Sociologia muitas vezes é vista como uma disciplina teórica com muito conteúdo no mesmo estilo de lousa, giz e explicação dos professores que outras matérias. Buscando gerar novas experiências às aulas, Tiago Lazzarin Ferreira, que lecionava a disciplina na escola estadual Professor Gualter da Silva, decidiu realizar a sua pesquisa de doutorado no local.
Defendida em 2017, na Faculdade de Educação da Universidade de São Paulo, a pesquisa Rap e jazz na escola pública: um estudo sobre a formação cultural e o engajamento estético de jovens do ensino médio, teve o objetivo de analisar se a experiência formativa realizada nas aulas de sociologia do ensino médio, através do rap e do jazz, promoveria o engajamento dos estudantes.
O pesquisador destaca que ambos estilos musicais possuem algumas características em comum como, por exemplo, uma das matrizes do jazz, assim como do rap, é a matriz africana. Ambos estilos também se caracterizam pela improvisação, antifonia — jogo de perguntas e respostas e swing.

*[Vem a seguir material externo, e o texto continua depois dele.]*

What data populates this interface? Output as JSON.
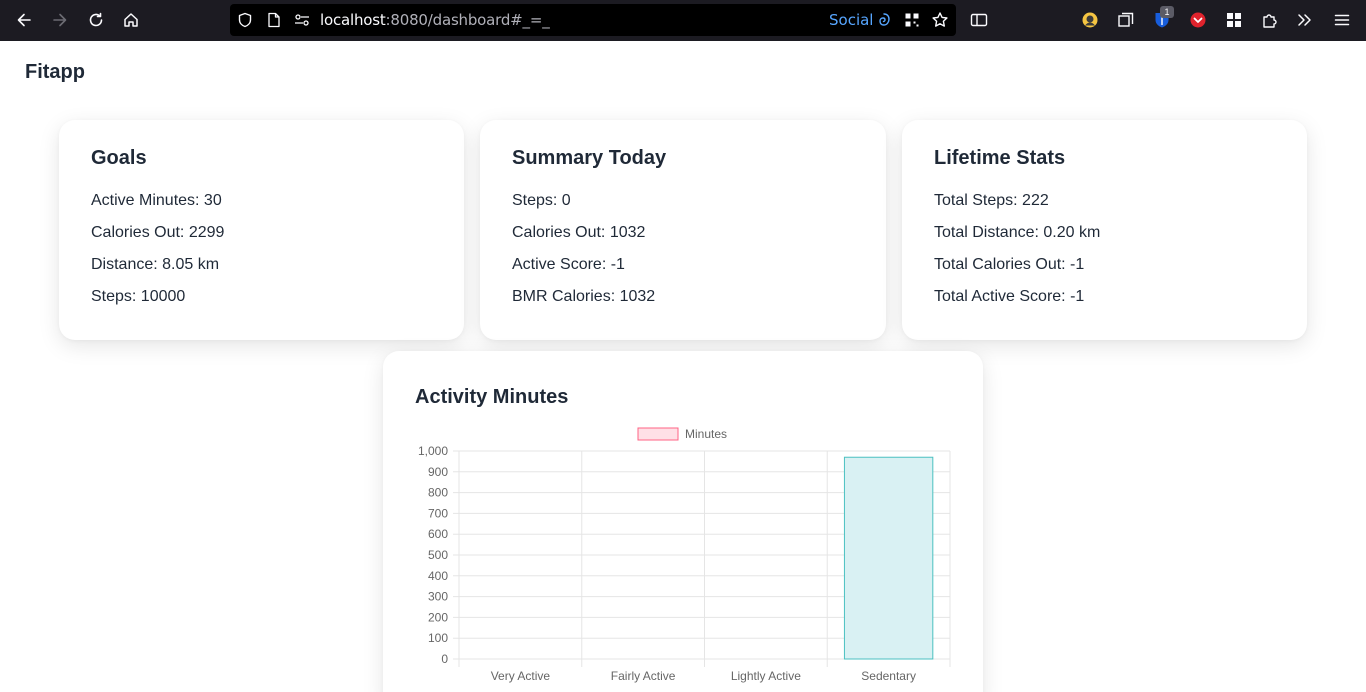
{
  "browser": {
    "url_host": "localhost",
    "url_rest": ":8080/dashboard#_=_",
    "social_label": "Social",
    "extension_badge": "1"
  },
  "app": {
    "brand": "Fitapp"
  },
  "goals": {
    "title": "Goals",
    "rows": [
      "Active Minutes: 30",
      "Calories Out: 2299",
      "Distance: 8.05 km",
      "Steps: 10000"
    ]
  },
  "summary": {
    "title": "Summary Today",
    "rows": [
      "Steps: 0",
      "Calories Out: 1032",
      "Active Score: -1",
      "BMR Calories: 1032"
    ]
  },
  "lifetime": {
    "title": "Lifetime Stats",
    "rows": [
      "Total Steps: 222",
      "Total Distance: 0.20 km",
      "Total Calories Out: -1",
      "Total Active Score: -1"
    ]
  },
  "activity": {
    "title": "Activity Minutes"
  },
  "chart_data": {
    "type": "bar",
    "categories": [
      "Very Active",
      "Fairly Active",
      "Lightly Active",
      "Sedentary"
    ],
    "series": [
      {
        "name": "Minutes",
        "values": [
          0,
          0,
          0,
          970
        ]
      }
    ],
    "ylim": [
      0,
      1000
    ],
    "yticks": [
      "1,000",
      "900",
      "800",
      "700",
      "600",
      "500",
      "400",
      "300",
      "200",
      "100",
      "0"
    ],
    "legend": "top",
    "grid": true,
    "colors": {
      "legend_fill": "#ffe0e6",
      "legend_stroke": "#ff6384",
      "bar_fill": "#d9f1f3",
      "bar_stroke": "#4bc0c0"
    }
  }
}
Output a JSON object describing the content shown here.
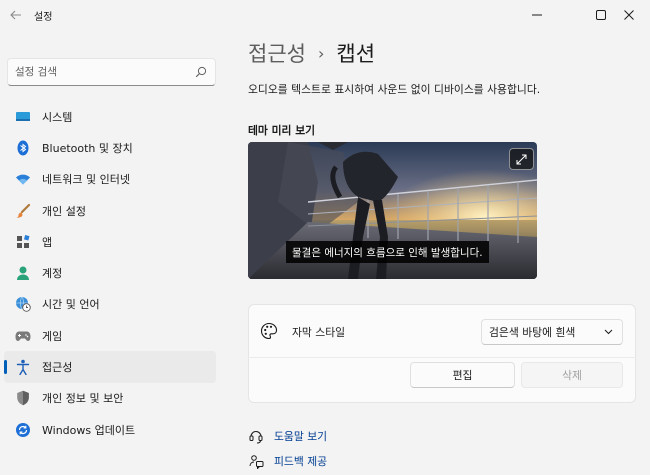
{
  "window": {
    "title": "설정"
  },
  "search": {
    "placeholder": "설정 검색"
  },
  "sidebar": {
    "items": [
      {
        "label": "시스템",
        "icon": "monitor-icon"
      },
      {
        "label": "Bluetooth 및 장치",
        "icon": "bluetooth-icon"
      },
      {
        "label": "네트워크 및 인터넷",
        "icon": "wifi-icon"
      },
      {
        "label": "개인 설정",
        "icon": "paintbrush-icon"
      },
      {
        "label": "앱",
        "icon": "apps-icon"
      },
      {
        "label": "계정",
        "icon": "person-icon"
      },
      {
        "label": "시간 및 언어",
        "icon": "globe-clock-icon"
      },
      {
        "label": "게임",
        "icon": "gamepad-icon"
      },
      {
        "label": "접근성",
        "icon": "accessibility-icon",
        "selected": true
      },
      {
        "label": "개인 정보 및 보안",
        "icon": "shield-icon"
      },
      {
        "label": "Windows 업데이트",
        "icon": "update-icon"
      }
    ]
  },
  "main": {
    "breadcrumb_parent": "접근성",
    "breadcrumb_separator": "›",
    "breadcrumb_current": "캡션",
    "description": "오디오를 텍스트로 표시하여 사운드 없이 디바이스를 사용합니다.",
    "preview_title": "테마 미리 보기",
    "preview_caption": "물결은 에너지의 흐름으로 인해 발생합니다.",
    "caption_style_label": "자막 스타일",
    "caption_style_value": "검은색 바탕에 흰색",
    "edit_label": "편집",
    "delete_label": "삭제",
    "links": [
      {
        "label": "도움말 보기",
        "icon": "help-icon"
      },
      {
        "label": "피드백 제공",
        "icon": "feedback-icon"
      }
    ]
  },
  "colors": {
    "accent": "#005fb8",
    "link": "#003e92",
    "background": "#f3f3f3"
  }
}
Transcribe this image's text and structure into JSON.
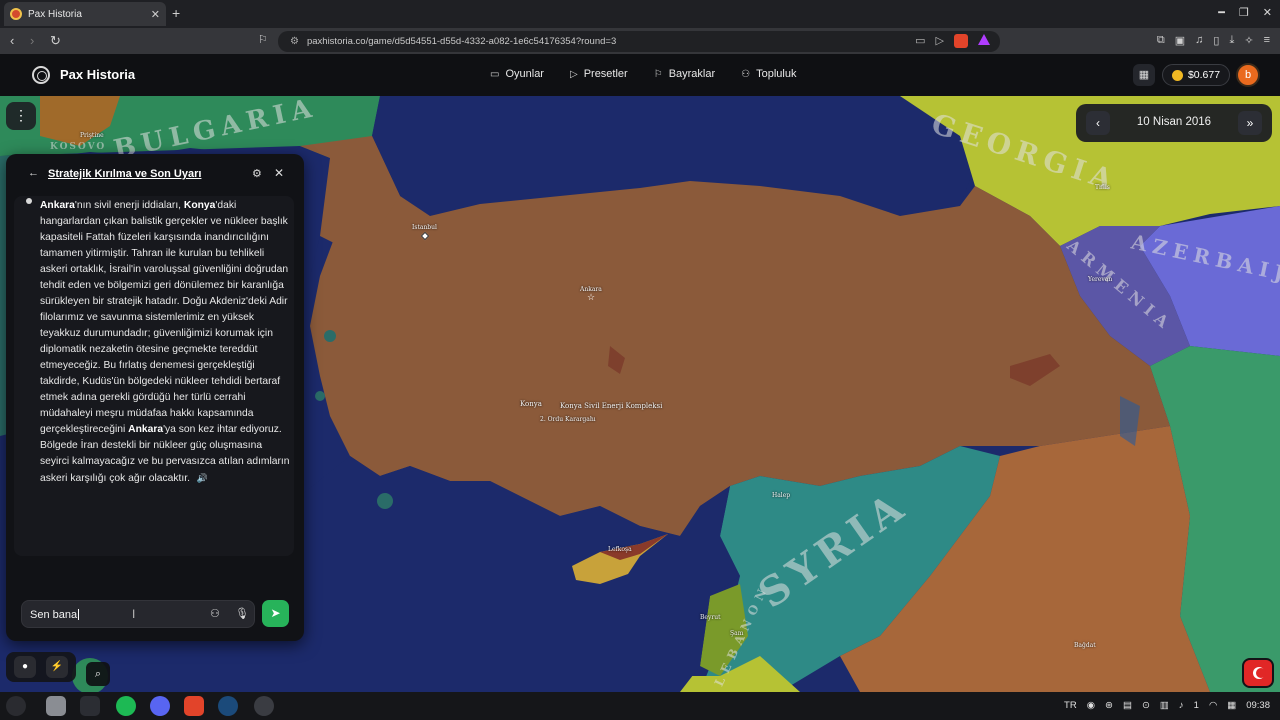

Tiago constatou que esses estilos possuem elementos de caráter emancipador e são capazes de promover o engajamento dos alunos. Mesmo com essas características próximas, ele destaca que cada estilo possui suas próprias especificidades e “não podem ser utilizadas como sinônimos”.
O lugar do conhecimento
Apesar do colégio Gualter da Silva ter muitos problemas com relação ao rendimento em avaliações institucionais, o pesquisador diz que não teve dificuldades em inserir as iniciativas da pesquisa na escola. “Era uma escola que qualquer tentativa de ressignificar aquele espaço seria bem-vinda”.
Entre as atividades sugeridas aos estudantes estavam atividades de apreciação musical, debates, produção de relatos em textos e desenhos, além da prática com instrumentos musicais de percussão. As aulas foram montadas junto com as propostas da disciplina de Sociologia, de desenvolver a reflexão e pensamento crítico dos estudantes, de acordo com as Leis de Diretrizes e Bases da Educação Nacional — leis que regulamentam todo o sistema educacional público e privado no Brasil.
Nos trabalhos exigidos, os estudantes relataram mudanças de pensamento, transformação na relação deles com a escola e com as outras pessoas. De acordo com o pesquisador, na criação desse “espaço público”, os jovens vivenciaram novas experiências que geraram reflexão e possibilitaram o comprometimento deles a partir do ensino com os estilos musicais de rap e jazz.
Além de desnaturalizar ideias construídas sobre o ensino como, por exemplo, o discurso que alunos devem aprender sentados em sala de aula. Segundo Ferreira, ao propor atividades inovadoras nas aulas, os alunos conseguiram “desprogramar esse tipo de discurso através de gestos artísticos” com o equilíbrio entre prática e teoria.
Além disso, conseguiram extrapolar o conteúdo presente no Caderno do Aluno disponibilizado pelo Governo do Estado de São Paulo. “Durante a aula, o estudante tocando o instrumento e se movendo ele está se desprogramando, olhando e engajando o seu olhar. Assim, ele pode ver os problemas da sociedade”.
O pesquisador relata que a relação com os alunos mudou muito do início da execução do projeto até a sua finalização. Muitos estudantes são vulneráveis socioeconomicamente e a ideia de realizar o trabalho nessa escola era para “desconstruir o discurso que essa escola era a pior”, onde os estudantes eram rotulados e estereotipados o que afetava o aprendizado deles.
A formação cultural por meio do rap e jazz promoveu engajamento, pois proporcionou aos estudantes o contato e envolvimento com músicas, principalmente o rap que já era presente no cotidiano dos jovens. “A escola é o lugar da possibilidade de se engajar, mudar sua visão sobre as coisas, mudar a si próprio, se transformar”. Justamente por constatar esse comprometimento, o pesquisador diz que sua pesquisa abre caminhos de mostrar a outros docentes que é possível realizar outros tipos de atividades em salas de aula da rede pública.